Ich bot ihm eine Rosine an, was dazu führte, dass er vor Begeisterung einen kleinen Kriegstanz aufführte und mich um mehr anbettelte. Er versuchte meine Beine hochzuklettern und in den Taschen meines Sweatshirts zu suchen, ehe er auf meine Schulter sprang, sich in meinen Haaren verfing und schnurrbärtige Küsse auf mein Gesicht und meinen Hals drückte.
»Hast du deine Niedlichkeit eigentlich schon patentieren lassen?«, fragte ich ihn. Chaos ärgerte sich darüber, dass es keine weiteren Rosinen gab, und verzichtete auf eine Antwort. Stattdessen kletterte er wieder herunter und raste durchs Wohnzimmer, wo er Nixon, der Aubergine, sein Leid klagte. Er nötigte sie dazu, sich gemeinsam mit ihm in sein Lieblingsversteck neben dem DVD-Spieler zu zwängen. Ich konnte immer wieder das Quietschen des Spielzeugs hören, das Chaos offensichtlich recht heftig bearbeitete.
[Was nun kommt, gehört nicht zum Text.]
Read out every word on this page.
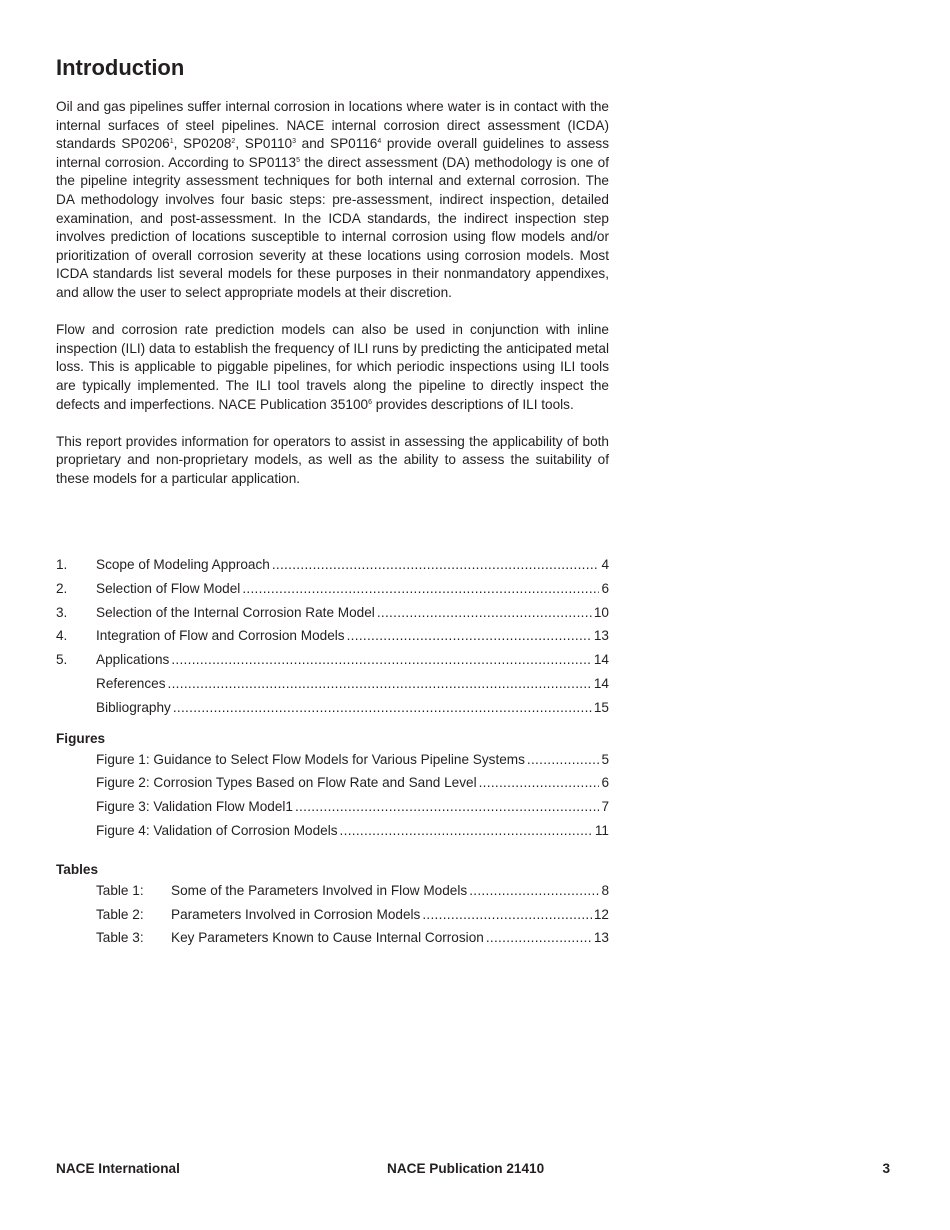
Introduction

Oil and gas pipelines suffer internal corrosion in locations where water is in contact with the internal surfaces of steel pipelines. NACE internal corrosion direct assessment (ICDA) standards SP0206$^1$, SP0208$^2$, SP0110$^3$ and SP0116$^4$ provide overall guidelines to assess internal corrosion. According to SP0113$^5$ the direct assessment (DA) methodology is one of the pipeline integrity assessment techniques for both internal and external corrosion. The DA methodology involves four basic steps: pre-assessment, indirect inspection, detailed examination, and post-assessment. In the ICDA standards, the indirect inspection step involves prediction of locations susceptible to internal corrosion using flow models and/or prioritization of overall corrosion severity at these locations using corrosion models. Most ICDA standards list several models for these purposes in their nonmandatory appendixes, and allow the user to select appropriate models at their discretion.

Flow and corrosion rate prediction models can also be used in conjunction with inline inspection (ILI) data to establish the frequency of ILI runs by predicting the anticipated metal loss. This is applicable to piggable pipelines, for which periodic inspections using ILI tools are typically implemented. The ILI tool travels along the pipeline to directly inspect the defects and imperfections. NACE Publication 35100$^6$ provides descriptions of ILI tools.

This report provides information for operators to assist in assessing the applicability of both proprietary and non-proprietary models, as well as the ability to assess the suitability of these models for a particular application.

1.	Scope of Modeling Approach .....	4
2.	Selection of Flow Model .....	6
3.	Selection of the Internal Corrosion Rate Model .....	10
4.	Integration of Flow and Corrosion Models .....	13
5.	Applications .....	14
References .....	14
Bibliography .....	15
Figures
Figure 1: Guidance to Select Flow Models for Various Pipeline Systems .....	5
Figure 2: Corrosion Types Based on Flow Rate and Sand Level .....	6
Figure 3: Validation Flow Model1 .....	7
Figure 4: Validation of Corrosion Models .....	11
Tables
Table 1:	Some of the Parameters Involved in Flow Models .....	8
Table 2:	Parameters Involved in Corrosion Models .....	12
Table 3:	Key Parameters Known to Cause Internal Corrosion .....	13
NACE International	NACE Publication 21410	3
Etwa eine halbe Stunde nach Sonnenuntergang wurden meine Versuche, Nixon aus Chaos’ Höhle zu befreien, jäh durch einen Anruf von Edward unterbrochen. Er klang geradezu entzückt, dass ich ihn sehen wollte. Wir vereinbarten, uns um acht im After Dark zu treffen. Es wäre mir lieber gewesen, wenn Quinton als mein Leibwächter hätte mitkommen können, aber ich wusste, dass Edward mit einem solchen Arrangement nicht einverstanden gewesen wäre. Ich wollte ihn auf keinen Fall verärgern, auch wenn ich die Vorstellung hasste, ihn wiedersehen zu müssen.
Nach dem Abendessen zog ich mich so schick wie bei diesen Temperaturen möglich an. Statt meiner üblichen Jeans wählte ich diesmal eine hübsche Hose aus Wollstoff und einen Pullover besserer Qualität. Meine normalen Schuhe wurden durch elegante Stiefel ersetzt. Das Frettchen steckte ich wieder in seinen Käfig. Es begann sogleich, sein Zuhause mit seiner Sammlung aus alten Sweatshirtfetzen zu dekorieren.
Bevor ich Edward traf, wollte ich allerdings noch kurz im Büro vorbei, da ich dort noch etwas holen musste.